Impact was inevitable. The car was turning left in front of us and we had no time to stop. I was riding passenger on the back of the motorcycle I bought myself for my 40th birthday. (A 1982 450 Honda Nighthawk rebuilt and custom painted glitter blue with silver flames!) I did not yet trust myself on busy streets, so I had asked a friend to take me for a ride. It was a gorgeous August day. In spite of the promise I had made to my children to always wear protective gear, I skanked out of the house with no helmet, wearing a sundress, barelegged.
Time has a funny way of being distorted during crises. A moment becomes long enough for a million thoughts to scramble through one’s head. My first thought was “This is bad!” Pictures floated through my mind of my buddy and me mangled on the pavement, of my children being told I was injured or dead. It was my son’s birthday. Family and friends were meeting that evening for a celebration. My children’s Dad had died suddenly on Christmas Eve. I knew if I died in a motorcycle accident on my son’s birthday, my children would kill me. As I watched the car turning in front of us, the loudest thought in my head was a simple, resounding declaration, “This will not happen!”
My buddy swerved the bike slightly to the right so that we hit the front of the car at an angle instead of head-on. The front grill of the car was inches away and I saw the very real likelihood of my bare leg (or my head!) being crushed between the car and the bike…or between the tire and the pavement. But I also saw the hood of the car–it spread out before me like a field of opportunity.
With one swift, definitive movement, I placed my forearm down on the hood, pushed myself off from the foot peg, tucked my head and rolled. After years of taking dance classes, I could hear my dance teacher coaching me to keep my weight moving. “Momentum is your friend!” she yelled in my head. I yielded to momentum’s lead and allowed it to propel me across an endless acre of metal.
I rolled by the car’s windshield and saw the driver, a young woman with a horrified look on her face. I rolled through images of friends and family. I rolled over sweet recollections of simple moments. I rolled into the promise of future possibilities. I rolled until I felt nothing underneath me. Again, I heard my dance teacher’s voice. “Extend into yur six-pointed star!” I intuitively uncurled and extended arms and legs, head and tail. I landed on my feet, standing on the street on the other side of the car… ta da!
The driver jumped out and hugged me. Witnesses gathered. “Are you all right?” everyone asked. I swept my hands down my body. There was not a bruise or a scratch. I was completely unblemished. My motorcycle was down on its side. My buddy was also standing uninjured. (We believe his leg was saved by the crash bar.) I looked over and found him sprawl-legged, helmet off, shaking his head. “How did you do that?” he asked.

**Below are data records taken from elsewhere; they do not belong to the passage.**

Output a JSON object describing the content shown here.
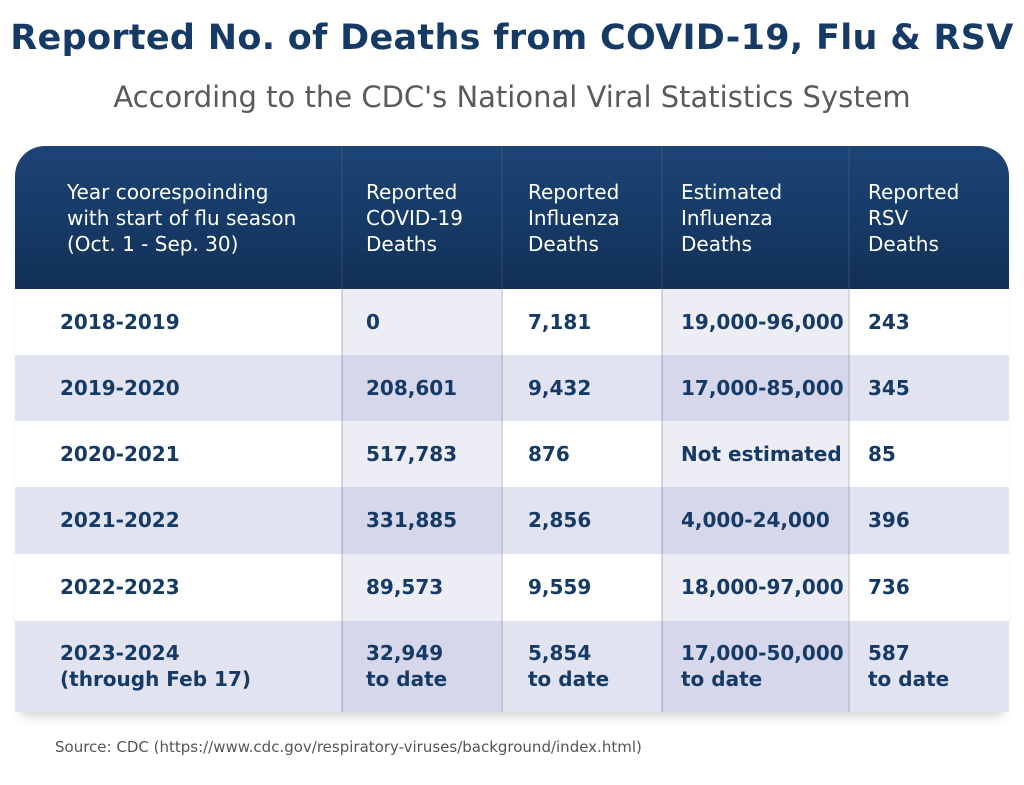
{
  "title": "Reported No. of Deaths from COVID-19, Flu & RSV",
  "subtitle": "According to the CDC's National Viral Statistics System",
  "source": "Source: CDC (https://www.cdc.gov/respiratory-viruses/background/index.html)",
  "colors": {
    "header_bg": "#163a66",
    "title_text": "#163a66",
    "row_alt_bg": "#e2e3f1",
    "highlight_col_bg": "#ededf6"
  },
  "chart_data": {
    "type": "table",
    "columns": [
      "Year coorespoinding\nwith start of flu season\n(Oct. 1 - Sep. 30)",
      "Reported\nCOVID-19\nDeaths",
      "Reported\nInfluenza\nDeaths",
      "Estimated\nInfluenza\nDeaths",
      "Reported\nRSV\nDeaths"
    ],
    "rows": [
      [
        "2018-2019",
        "0",
        "7,181",
        "19,000-96,000",
        "243"
      ],
      [
        "2019-2020",
        "208,601",
        "9,432",
        "17,000-85,000",
        "345"
      ],
      [
        "2020-2021",
        "517,783",
        "876",
        "Not estimated",
        "85"
      ],
      [
        "2021-2022",
        "331,885",
        "2,856",
        "4,000-24,000",
        "396"
      ],
      [
        "2022-2023",
        "89,573",
        "9,559",
        "18,000-97,000",
        "736"
      ],
      [
        "2023-2024\n(through Feb 17)",
        "32,949\nto date",
        "5,854\nto date",
        "17,000-50,000\nto date",
        "587\nto date"
      ]
    ]
  }
}
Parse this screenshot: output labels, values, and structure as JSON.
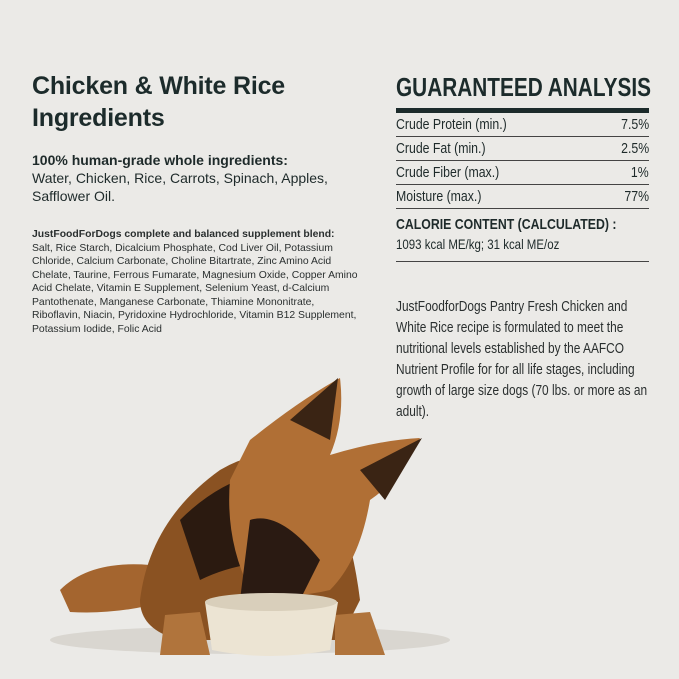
{
  "left": {
    "title_line1": "Chicken & White Rice",
    "title_line2": "Ingredients",
    "intro_heading": "100% human-grade whole ingredients:",
    "intro_text": "Water, Chicken, Rice, Carrots, Spinach, Apples, Safflower Oil.",
    "blend_heading": "JustFoodForDogs complete and balanced supplement blend:",
    "blend_text": "Salt, Rice Starch, Dicalcium Phosphate, Cod Liver Oil, Potassium Chloride, Calcium Carbonate, Choline Bitartrate, Zinc Amino Acid Chelate, Taurine, Ferrous Fumarate, Magnesium Oxide, Copper Amino Acid Chelate, Vitamin E Supplement, Selenium Yeast, d-Calcium Pantothenate, Manganese Carbonate, Thiamine Mononitrate, Riboflavin, Niacin, Pyridoxine Hydrochloride, Vitamin B12 Supplement, Potassium Iodide, Folic Acid"
  },
  "analysis": {
    "heading": "GUARANTEED ANALYSIS",
    "rows": [
      {
        "label": "Crude Protein (min.)",
        "value": "7.5%"
      },
      {
        "label": "Crude Fat (min.)",
        "value": "2.5%"
      },
      {
        "label": "Crude Fiber (max.)",
        "value": "1%"
      },
      {
        "label": "Moisture (max.)",
        "value": "77%"
      }
    ],
    "calorie_heading": "CALORIE CONTENT (CALCULATED) :",
    "calorie_value": "1093 kcal ME/kg; 31 kcal ME/oz",
    "statement": "JustFoodforDogs Pantry Fresh  Chicken and White Rice recipe is formulated to meet the nutritional levels established by the AAFCO Nutrient Profile for for all life stages, including growth of large size dogs (70 lbs. or more as an adult)."
  },
  "colors": {
    "background": "#ebeae7",
    "text": "#1c2b2b"
  }
}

In moments of crises, one instinctively does what one knows. I have spent hours rolling in dance classes. I have been taught to roll with initiation from my hand, from my foot, from my center. I have rolled over physio-balls and bodies. I have rolled across the smooth wood floor of the dance studio and, while teaching dance classes at schools, across the floors of gymnasiums sticky with who knows what. I have learned to roll effortlessly, rising and falling through high, medium and low levels. In the moments after the motorcycle accident, I stood on the street as witnesses stared incredulously and I whispered a reverent thank you to the dance community and all who support it.
Since 1990, I have been a dance student, teacher and audience member. From 1992 to 1998, I worked as Development Director for a non-profit dance organization, spreading the word about the benefits of movement education. Through the years I have tried to explain how dance classes do more than teach people a series of steps–when explored from a wholistic perspective, movement experiences develop human potential, enhance body awareness, create a more cohesive sense of self and facilitate mind-body integration. Such outcomes can be hard to measure, but this one is simple: Dancing taught me how to roll. I went over the hood of a car and landed on my feet.